Putting winter tires on your car gives you increased protection when there is ice, snow, sleet, or low temperatures. These tires are often used instead of putting snow chains on tires. Before you purchase these specialty tires, learn about them so you will be well-informed when you shop.
Learn the anatomy of a tire. The parts of a tire include:
- Body plies
- Inner liner
- Steel belts
- Edge cover
- Bead Bundle
The body is a tire is comprised of layers of different fibers called plies. These plies run perpendicular to the tire’s tread. The number of plies describes a tire’s strength. The sidewall forms the outer side of a tire. It assist in keeping air in the tires and acts as a safety device for the plies. The components are put together using a tire machine that manufactures a tire according to its specifications.

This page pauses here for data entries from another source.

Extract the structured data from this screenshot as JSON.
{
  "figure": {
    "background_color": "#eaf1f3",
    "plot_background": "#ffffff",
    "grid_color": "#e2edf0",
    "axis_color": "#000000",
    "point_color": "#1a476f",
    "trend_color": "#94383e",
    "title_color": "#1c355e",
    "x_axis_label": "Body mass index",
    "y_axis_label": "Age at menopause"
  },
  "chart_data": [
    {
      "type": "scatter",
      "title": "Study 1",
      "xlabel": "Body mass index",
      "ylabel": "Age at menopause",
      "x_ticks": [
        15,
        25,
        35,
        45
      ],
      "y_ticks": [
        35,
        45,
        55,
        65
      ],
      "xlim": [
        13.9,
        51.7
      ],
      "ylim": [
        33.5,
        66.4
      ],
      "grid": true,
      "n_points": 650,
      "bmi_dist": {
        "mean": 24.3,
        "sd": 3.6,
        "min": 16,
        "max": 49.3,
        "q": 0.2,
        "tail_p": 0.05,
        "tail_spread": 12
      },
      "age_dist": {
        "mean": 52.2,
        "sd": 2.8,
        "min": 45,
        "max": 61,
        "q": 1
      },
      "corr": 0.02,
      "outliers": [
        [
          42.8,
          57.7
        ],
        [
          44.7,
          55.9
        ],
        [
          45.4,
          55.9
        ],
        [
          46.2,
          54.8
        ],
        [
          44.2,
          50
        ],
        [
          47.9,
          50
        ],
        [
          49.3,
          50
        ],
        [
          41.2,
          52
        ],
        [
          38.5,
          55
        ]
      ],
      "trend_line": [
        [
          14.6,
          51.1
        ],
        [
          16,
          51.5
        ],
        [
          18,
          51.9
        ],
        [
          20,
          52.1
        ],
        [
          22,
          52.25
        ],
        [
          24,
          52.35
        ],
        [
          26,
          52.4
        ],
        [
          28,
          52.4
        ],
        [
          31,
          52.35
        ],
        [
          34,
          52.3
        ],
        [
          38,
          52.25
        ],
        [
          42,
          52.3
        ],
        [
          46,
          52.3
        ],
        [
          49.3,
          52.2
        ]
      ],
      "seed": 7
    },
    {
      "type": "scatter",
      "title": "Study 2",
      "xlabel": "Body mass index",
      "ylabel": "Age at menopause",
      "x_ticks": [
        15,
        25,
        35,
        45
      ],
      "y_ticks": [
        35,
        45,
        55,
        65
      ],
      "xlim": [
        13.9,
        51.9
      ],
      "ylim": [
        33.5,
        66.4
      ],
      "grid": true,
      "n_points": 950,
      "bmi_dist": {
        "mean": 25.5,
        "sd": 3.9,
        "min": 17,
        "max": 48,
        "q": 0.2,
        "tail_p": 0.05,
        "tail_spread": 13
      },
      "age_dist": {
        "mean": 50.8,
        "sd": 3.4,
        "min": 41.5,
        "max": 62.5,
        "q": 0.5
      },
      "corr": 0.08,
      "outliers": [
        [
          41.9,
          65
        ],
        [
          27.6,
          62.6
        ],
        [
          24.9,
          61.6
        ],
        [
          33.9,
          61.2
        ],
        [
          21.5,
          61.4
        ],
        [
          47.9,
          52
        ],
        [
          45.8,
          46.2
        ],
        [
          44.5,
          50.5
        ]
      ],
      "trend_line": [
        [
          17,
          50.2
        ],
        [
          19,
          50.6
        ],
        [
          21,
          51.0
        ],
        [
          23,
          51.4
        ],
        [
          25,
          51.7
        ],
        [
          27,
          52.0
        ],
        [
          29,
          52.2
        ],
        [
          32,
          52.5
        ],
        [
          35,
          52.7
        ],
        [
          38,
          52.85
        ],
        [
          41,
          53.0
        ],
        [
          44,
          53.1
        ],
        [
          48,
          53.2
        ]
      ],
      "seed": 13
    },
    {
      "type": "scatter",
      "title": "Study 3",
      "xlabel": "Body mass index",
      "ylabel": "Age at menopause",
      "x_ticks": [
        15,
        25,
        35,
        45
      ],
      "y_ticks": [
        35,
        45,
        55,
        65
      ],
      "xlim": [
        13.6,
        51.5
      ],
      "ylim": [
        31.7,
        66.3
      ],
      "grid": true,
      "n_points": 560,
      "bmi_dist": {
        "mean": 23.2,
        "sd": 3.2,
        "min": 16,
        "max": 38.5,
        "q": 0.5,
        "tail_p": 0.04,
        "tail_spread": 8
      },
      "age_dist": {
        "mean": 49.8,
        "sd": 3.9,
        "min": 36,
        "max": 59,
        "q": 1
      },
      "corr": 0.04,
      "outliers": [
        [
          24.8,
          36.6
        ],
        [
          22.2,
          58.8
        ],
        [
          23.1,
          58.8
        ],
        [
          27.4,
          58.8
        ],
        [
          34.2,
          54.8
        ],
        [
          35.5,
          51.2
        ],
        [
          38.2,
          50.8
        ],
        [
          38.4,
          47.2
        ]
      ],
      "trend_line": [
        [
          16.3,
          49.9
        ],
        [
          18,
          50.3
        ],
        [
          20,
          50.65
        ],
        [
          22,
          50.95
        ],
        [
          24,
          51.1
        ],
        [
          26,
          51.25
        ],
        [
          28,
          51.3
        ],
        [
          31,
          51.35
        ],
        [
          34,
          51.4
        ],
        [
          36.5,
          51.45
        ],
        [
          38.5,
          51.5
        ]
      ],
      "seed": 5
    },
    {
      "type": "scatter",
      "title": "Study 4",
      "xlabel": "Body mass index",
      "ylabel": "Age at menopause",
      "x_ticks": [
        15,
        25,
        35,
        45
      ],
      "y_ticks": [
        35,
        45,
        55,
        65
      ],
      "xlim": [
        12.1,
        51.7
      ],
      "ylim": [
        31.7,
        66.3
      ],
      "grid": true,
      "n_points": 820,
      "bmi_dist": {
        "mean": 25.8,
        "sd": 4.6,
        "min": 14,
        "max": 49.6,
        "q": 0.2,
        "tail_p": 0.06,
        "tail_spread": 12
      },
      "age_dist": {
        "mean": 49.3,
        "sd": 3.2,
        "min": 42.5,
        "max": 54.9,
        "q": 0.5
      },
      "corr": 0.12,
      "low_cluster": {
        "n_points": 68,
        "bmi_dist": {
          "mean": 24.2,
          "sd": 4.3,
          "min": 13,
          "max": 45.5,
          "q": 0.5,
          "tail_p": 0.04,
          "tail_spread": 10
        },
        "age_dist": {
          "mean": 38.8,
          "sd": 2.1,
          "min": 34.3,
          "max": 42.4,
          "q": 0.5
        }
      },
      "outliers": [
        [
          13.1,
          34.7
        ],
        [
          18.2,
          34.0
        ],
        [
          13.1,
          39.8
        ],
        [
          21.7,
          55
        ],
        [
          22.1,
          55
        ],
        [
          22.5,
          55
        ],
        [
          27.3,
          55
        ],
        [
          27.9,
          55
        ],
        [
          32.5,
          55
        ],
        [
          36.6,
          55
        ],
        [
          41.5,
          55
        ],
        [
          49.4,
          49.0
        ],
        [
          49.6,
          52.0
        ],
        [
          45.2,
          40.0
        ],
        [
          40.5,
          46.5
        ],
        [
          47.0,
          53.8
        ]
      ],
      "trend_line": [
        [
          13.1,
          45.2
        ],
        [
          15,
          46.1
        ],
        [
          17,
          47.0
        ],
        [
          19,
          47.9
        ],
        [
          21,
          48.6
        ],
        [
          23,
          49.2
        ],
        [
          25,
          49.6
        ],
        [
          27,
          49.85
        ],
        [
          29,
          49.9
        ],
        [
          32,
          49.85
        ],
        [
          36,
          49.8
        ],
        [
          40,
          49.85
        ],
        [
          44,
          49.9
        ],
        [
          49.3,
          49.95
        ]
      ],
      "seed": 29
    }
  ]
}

When you are looking for winter tires, look for the letter and number combination. A tire with the combination P225/50R16 91S indicates the tires are mostly used for passenger tires, hence the letter “P”. The “225” is the millimeter measurement for the tire’s width wheel. The “50” is the tire’s section height.
Once you have garnered this information, learn about the benefits of snow tires. The tread is the rubber on the exterior part of a tire that makes contact with road surfaces. Grooves are cut into this rubber to allow water to pass through without causing the vehicle to hydroplane.
On snow tires, these grooves are deeper. The goal of all-season tires is to provide longevity while snow tires aim to provide extra protection on the road.